Support scalability tests
xyhuang opened this issue · comments
The Kubebench should be extended to support scalability tests in 2 ways:
- run a job with many workers
- run many jobs in parallel
It should also be able to collect metrics during the runs and make it easy to analyze the results, refer to #124 for this.
Also related with
kubeflow/training-operator#830
/priority p1
/priority p2
No eng resource assigned, priority 2
@xyhuang are you planning to take this on? if so, if you can assign yourself and please tag us so that PMs can add this to the kanban board
/remove-priority p1
@chrisheecho sorry for the late response. I will try to implement this if I got time, but we might likely move it to 0.5, I agree to keep it as p2 for now.
Let's try to have this for 0.5.
A few things to consider:
-
How should we automate this?
I think it makes sense to create a periodic Prow workflow that runs this daily.

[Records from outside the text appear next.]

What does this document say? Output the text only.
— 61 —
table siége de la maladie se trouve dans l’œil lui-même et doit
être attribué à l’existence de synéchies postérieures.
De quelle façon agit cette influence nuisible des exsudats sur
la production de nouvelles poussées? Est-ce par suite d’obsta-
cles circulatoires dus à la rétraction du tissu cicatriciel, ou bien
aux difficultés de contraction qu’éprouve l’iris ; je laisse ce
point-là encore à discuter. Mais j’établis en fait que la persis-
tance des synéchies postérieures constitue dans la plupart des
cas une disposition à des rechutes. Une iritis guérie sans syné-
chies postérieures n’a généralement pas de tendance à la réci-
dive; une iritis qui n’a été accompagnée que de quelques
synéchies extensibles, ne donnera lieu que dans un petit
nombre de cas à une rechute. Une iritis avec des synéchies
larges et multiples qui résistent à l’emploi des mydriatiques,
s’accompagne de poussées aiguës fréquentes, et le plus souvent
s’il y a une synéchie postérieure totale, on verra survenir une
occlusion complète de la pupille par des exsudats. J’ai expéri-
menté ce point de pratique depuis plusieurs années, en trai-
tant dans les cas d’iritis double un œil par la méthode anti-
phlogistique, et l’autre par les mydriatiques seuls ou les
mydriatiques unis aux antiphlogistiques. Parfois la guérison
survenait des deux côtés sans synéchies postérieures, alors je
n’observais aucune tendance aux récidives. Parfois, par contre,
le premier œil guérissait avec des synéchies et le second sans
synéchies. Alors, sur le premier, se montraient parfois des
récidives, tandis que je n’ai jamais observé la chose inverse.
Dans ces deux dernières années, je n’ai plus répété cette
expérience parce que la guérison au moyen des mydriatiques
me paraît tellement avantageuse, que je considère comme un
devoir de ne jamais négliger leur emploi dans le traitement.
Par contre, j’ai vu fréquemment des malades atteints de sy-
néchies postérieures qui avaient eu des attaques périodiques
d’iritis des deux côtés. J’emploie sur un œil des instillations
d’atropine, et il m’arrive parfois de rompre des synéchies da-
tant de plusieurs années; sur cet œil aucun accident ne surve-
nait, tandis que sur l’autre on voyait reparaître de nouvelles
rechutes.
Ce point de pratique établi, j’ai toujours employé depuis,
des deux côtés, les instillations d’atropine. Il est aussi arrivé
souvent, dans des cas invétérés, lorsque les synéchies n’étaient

We should use a separate GCP project so that the scale tests don't interfere with regular presubmits. -
What tests should we run?
As a starting point we can consider these items for tf-operator:
- Lots of workers: kubeflow/training-operator#830
- Lots of concurrent jobs: kubeflow/training-operator#829
What would it take for kubebench to support these?
- Collecting metrics
- Error rates
- Latency (how fast does each pending job get processed? And how long does it take for a worker to start?)
- Throughput (how many jobs/workers can we run concurrently?)
- CPU/memory usage of the operator
- Dashboard
We currently have a kubebench-dashboard. Can we use it to track load test results?
@richardsliu here are some quick answers, we will discuss in more details:
1 & 2 agree, i will create a few issues to track required changes, they should be doable within 0.5.
3 today benchmark metrics/results are collected in 2 ways: (1) sending run-time metrics through monitoring infra (e.g. prometheus) (2) collecting job performance numbers through a user-defined "postjob", which interprets the outputs from tf jobs. if required info can be collected in one of these ways it should be easy, else we will figure it out.
4 possible with some changes. currently we use a on-prem backend for result storage/viz, for tracking results in prow tests it's probably easier to leverage gcloud resources (bigtable? stackdriver?), that should be supported with a few small changes.
that being said, here are the needed things in my mind:
- create prow workflow (for 1)
- add support for benchmarking concurrent jobs in a single kubebench job (for 2)
- minor workload improvements (yaml configs + minor code changes if needed) for actual tests (for 2)
- support collecting required metrics (for 3)
- leverage gcloud backend for result storage and viz (for 4)
Let's split up the work. I can take care of item 1 (set up project, cluster, and Prow workflow).